There is a lot of confusion and misconceptions when it comes to the Federal Reserve raising rates. With the recent increase of .75 percentage points, the federal funds rate ranges from 2.25 to 2.50 percent. The Fed is making these increases to battle inflation and the adjustments affect banks and their liquidity, and the rate they pay when borrowing from the Federal Reserve.
It's important to note that mortgage rates are entirely independent of the federal funds rate. The majority of commercial mortgage loans are priced off of 5, 7, or 10-year US treasury rates. In recent months, the 10-year Treasury rate has rapidly increased at the same time as the fed fund rate increased, leading to the misconception that the two are linked.
As a recession is becoming more and more likely, short-term treasuries and long-term (10-year Treasury) rates have inverted, even with the fed fund rate increaseing. Long-term bonds and interest rates are based on the likelihood of a recession rather than the effects of inflation, therefore as the Fed Funds Rate continues to increase, the mortgage rates will likely go down due to recession fears. This explains why the 10-year Treasury is down 0.50% in the past 2 weeks, even with the Fed raising rates 0.75% on July 27.

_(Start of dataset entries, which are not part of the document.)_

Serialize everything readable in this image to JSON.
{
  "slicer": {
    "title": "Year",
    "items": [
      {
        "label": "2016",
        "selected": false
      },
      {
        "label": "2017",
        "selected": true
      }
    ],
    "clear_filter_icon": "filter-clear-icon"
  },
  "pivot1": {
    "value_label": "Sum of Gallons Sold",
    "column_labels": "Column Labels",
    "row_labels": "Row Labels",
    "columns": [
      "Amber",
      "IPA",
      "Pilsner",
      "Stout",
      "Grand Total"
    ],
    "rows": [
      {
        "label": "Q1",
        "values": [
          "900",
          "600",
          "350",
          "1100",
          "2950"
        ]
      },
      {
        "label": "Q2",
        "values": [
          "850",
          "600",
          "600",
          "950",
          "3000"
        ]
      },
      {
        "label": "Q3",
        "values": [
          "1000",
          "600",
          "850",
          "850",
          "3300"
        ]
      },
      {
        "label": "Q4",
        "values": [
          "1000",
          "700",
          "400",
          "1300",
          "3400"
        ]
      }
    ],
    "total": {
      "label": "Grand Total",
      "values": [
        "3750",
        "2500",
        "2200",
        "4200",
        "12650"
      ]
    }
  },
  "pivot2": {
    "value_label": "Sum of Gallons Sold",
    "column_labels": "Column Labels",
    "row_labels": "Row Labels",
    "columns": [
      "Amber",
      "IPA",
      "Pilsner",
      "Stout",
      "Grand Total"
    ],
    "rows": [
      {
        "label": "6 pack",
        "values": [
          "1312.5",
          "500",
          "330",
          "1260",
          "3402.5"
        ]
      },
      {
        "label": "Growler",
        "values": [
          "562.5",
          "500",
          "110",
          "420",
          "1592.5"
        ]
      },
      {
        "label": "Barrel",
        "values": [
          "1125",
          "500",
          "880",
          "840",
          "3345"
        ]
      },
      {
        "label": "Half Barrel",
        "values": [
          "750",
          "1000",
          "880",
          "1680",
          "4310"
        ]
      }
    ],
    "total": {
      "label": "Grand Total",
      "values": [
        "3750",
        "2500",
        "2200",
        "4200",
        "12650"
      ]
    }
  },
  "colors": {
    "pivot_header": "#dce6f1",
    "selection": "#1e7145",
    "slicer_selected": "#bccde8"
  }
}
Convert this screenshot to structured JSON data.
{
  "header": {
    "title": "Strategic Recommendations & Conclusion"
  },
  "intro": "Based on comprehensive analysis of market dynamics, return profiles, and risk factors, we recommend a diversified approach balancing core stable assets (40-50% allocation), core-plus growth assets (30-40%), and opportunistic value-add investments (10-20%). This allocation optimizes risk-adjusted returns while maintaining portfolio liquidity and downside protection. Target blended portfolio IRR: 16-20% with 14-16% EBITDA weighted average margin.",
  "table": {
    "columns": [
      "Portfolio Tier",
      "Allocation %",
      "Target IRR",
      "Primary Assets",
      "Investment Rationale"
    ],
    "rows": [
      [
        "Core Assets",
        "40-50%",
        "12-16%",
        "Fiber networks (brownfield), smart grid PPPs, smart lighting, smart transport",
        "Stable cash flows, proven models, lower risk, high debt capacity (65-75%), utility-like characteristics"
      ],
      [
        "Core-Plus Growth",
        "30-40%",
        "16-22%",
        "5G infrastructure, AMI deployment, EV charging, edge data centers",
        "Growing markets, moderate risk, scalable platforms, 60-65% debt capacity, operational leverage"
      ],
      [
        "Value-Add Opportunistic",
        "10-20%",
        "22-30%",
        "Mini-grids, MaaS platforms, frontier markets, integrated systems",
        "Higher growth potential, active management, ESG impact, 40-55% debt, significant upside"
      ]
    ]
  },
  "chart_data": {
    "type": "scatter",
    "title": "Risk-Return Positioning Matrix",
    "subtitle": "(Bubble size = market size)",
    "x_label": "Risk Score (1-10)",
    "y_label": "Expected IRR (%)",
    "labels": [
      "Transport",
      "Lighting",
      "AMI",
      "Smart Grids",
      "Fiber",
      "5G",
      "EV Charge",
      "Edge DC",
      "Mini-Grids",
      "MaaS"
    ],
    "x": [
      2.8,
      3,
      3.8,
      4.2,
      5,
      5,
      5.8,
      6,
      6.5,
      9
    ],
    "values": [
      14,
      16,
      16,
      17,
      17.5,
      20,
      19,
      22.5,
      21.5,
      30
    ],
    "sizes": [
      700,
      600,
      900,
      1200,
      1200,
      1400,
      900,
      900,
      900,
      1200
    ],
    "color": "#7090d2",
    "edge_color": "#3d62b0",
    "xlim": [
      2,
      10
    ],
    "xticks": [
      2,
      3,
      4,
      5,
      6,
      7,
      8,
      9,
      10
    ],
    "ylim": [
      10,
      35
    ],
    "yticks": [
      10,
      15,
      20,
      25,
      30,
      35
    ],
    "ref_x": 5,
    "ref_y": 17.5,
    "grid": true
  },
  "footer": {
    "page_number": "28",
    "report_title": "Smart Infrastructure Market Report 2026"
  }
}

The possibility of a recession could be proven by the yield curve data we’re seeing. The two- to 10-year segment of the yield curve inverted in March and again in June, and this occurrence happens before each recession since 1955.
According to Bloomberg, the 3.5% 10-year Treasury yield may be the peak for 2022, and it’s possible that if the trends we are seeing continue, the 10-year Treasury yield could fall as low as 2.5% in the second half of the year. This is good news for investors looking to finance upcoming commercial real estate investments.